A stationary object resting upon the ground experiences two forces, the weight force as well as the normal reaction force of the ground. These forces sum to zero. The ground however experiences the weight force acting downwards upon it. What other force acts upon the ground to prevent it from experience a net force downwards? Is it the normal force of the ground immediate below? If we continue this until we get to the centre of the earth, what is the normal reaction force of an infinitesimally thin piece of ground immediately about the centre of the Earth?

2. Oct 20, 2016

jbriggs444

What is the normal force on the hub of a bicycle wheel from all of the spokes? What is it about the bicycle wheel that allows such a force to exist? Is there a similar effect that you are not accounting for within the Earth?

3. Oct 20, 2016

BvU

Good reasoning. And it leads to something strange, so there must be a flaw somewhere.
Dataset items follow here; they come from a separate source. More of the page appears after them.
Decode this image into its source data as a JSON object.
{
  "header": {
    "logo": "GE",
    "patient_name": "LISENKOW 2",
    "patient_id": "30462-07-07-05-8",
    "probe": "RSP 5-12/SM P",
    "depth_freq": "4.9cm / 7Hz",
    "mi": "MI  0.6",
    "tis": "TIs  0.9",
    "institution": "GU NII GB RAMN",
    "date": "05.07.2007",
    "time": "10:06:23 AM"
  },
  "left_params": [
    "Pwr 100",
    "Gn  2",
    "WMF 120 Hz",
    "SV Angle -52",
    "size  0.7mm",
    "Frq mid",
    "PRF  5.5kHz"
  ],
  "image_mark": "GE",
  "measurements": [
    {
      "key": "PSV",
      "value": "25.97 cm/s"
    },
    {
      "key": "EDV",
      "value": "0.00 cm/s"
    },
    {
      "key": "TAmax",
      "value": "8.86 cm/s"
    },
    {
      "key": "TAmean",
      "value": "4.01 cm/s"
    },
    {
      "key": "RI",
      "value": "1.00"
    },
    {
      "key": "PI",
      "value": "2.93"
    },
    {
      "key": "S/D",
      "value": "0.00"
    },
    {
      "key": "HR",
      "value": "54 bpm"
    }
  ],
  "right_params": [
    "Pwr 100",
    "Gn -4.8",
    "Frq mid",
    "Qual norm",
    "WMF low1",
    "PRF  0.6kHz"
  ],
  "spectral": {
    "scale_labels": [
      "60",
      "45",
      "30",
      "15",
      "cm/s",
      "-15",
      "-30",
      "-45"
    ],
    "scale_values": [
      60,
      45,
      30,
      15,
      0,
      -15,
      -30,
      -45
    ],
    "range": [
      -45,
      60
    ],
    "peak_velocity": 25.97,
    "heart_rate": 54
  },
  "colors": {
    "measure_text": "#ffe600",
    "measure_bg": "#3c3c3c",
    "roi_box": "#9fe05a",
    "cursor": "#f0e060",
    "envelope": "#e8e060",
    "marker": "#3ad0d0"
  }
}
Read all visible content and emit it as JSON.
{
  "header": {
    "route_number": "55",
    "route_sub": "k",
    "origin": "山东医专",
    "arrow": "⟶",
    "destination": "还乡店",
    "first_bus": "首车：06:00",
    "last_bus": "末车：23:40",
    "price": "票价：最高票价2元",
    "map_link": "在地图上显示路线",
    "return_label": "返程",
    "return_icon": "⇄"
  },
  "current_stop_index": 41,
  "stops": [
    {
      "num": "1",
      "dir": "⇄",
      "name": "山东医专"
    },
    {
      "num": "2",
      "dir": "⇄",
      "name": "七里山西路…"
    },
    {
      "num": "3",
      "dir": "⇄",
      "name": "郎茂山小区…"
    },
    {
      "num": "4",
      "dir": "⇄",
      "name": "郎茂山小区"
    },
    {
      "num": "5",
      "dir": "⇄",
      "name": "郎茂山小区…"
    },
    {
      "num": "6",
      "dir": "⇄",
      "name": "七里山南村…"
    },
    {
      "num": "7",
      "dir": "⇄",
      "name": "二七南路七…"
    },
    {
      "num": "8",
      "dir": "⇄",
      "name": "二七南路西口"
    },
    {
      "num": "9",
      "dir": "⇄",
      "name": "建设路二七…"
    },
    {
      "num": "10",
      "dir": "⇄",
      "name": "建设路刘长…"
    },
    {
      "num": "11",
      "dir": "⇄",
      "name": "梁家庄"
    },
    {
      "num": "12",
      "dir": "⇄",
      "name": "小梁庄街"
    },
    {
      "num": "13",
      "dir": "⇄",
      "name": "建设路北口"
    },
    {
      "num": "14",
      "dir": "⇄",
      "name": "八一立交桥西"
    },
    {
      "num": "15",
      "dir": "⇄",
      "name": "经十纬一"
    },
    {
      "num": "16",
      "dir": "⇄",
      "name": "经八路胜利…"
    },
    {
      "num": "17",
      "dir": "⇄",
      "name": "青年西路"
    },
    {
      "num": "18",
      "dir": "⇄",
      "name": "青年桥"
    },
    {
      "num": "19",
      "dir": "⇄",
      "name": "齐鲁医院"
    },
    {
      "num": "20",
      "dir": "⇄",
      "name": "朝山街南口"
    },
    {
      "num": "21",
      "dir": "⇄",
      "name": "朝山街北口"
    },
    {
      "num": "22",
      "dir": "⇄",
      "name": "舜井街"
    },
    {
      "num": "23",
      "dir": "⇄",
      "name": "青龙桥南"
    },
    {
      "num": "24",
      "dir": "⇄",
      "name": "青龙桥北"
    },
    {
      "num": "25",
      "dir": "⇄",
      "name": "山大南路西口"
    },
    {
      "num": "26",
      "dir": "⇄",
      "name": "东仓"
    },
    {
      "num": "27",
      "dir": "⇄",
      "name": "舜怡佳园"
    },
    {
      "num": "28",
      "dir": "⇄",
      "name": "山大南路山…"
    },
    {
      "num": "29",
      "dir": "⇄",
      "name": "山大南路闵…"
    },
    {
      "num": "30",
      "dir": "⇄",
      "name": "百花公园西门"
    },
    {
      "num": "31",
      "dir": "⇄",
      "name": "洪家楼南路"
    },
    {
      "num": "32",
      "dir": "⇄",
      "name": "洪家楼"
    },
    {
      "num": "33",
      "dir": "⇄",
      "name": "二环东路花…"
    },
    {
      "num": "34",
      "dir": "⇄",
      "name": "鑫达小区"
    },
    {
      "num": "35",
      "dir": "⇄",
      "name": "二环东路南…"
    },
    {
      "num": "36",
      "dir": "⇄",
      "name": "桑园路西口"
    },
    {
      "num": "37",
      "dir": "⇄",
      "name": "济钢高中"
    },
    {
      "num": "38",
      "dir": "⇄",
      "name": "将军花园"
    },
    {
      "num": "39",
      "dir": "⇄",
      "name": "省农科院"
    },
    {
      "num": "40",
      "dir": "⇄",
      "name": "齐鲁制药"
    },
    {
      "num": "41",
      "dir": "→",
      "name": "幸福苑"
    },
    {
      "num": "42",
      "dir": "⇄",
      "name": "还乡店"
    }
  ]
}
Because if you come from the other side of the earth the forces are pointing the other way!
One of the flaws makes things worse: the further down you go, the smaller the area of the remaining sphere that has to deliver all this normal force ! So would that force become bigger and bigger, to even go to infinity at the very center ?

Gravity makes things with mass attract each other. But things have volume, so at some point the opposite force (opposition to compression) prevents further clumping together and disappearing into a zero volume.

As they say: under pressure everything becomes fluid. That's the reason planets are spherical. If they were cubic, the corner tips would ecxercise so much pressure on the material underneath that the latter would give way until things even out.

4. Oct 20, 2016

Staff: Mentor

Yep.
Keep going! The line of logic you are on is working fine.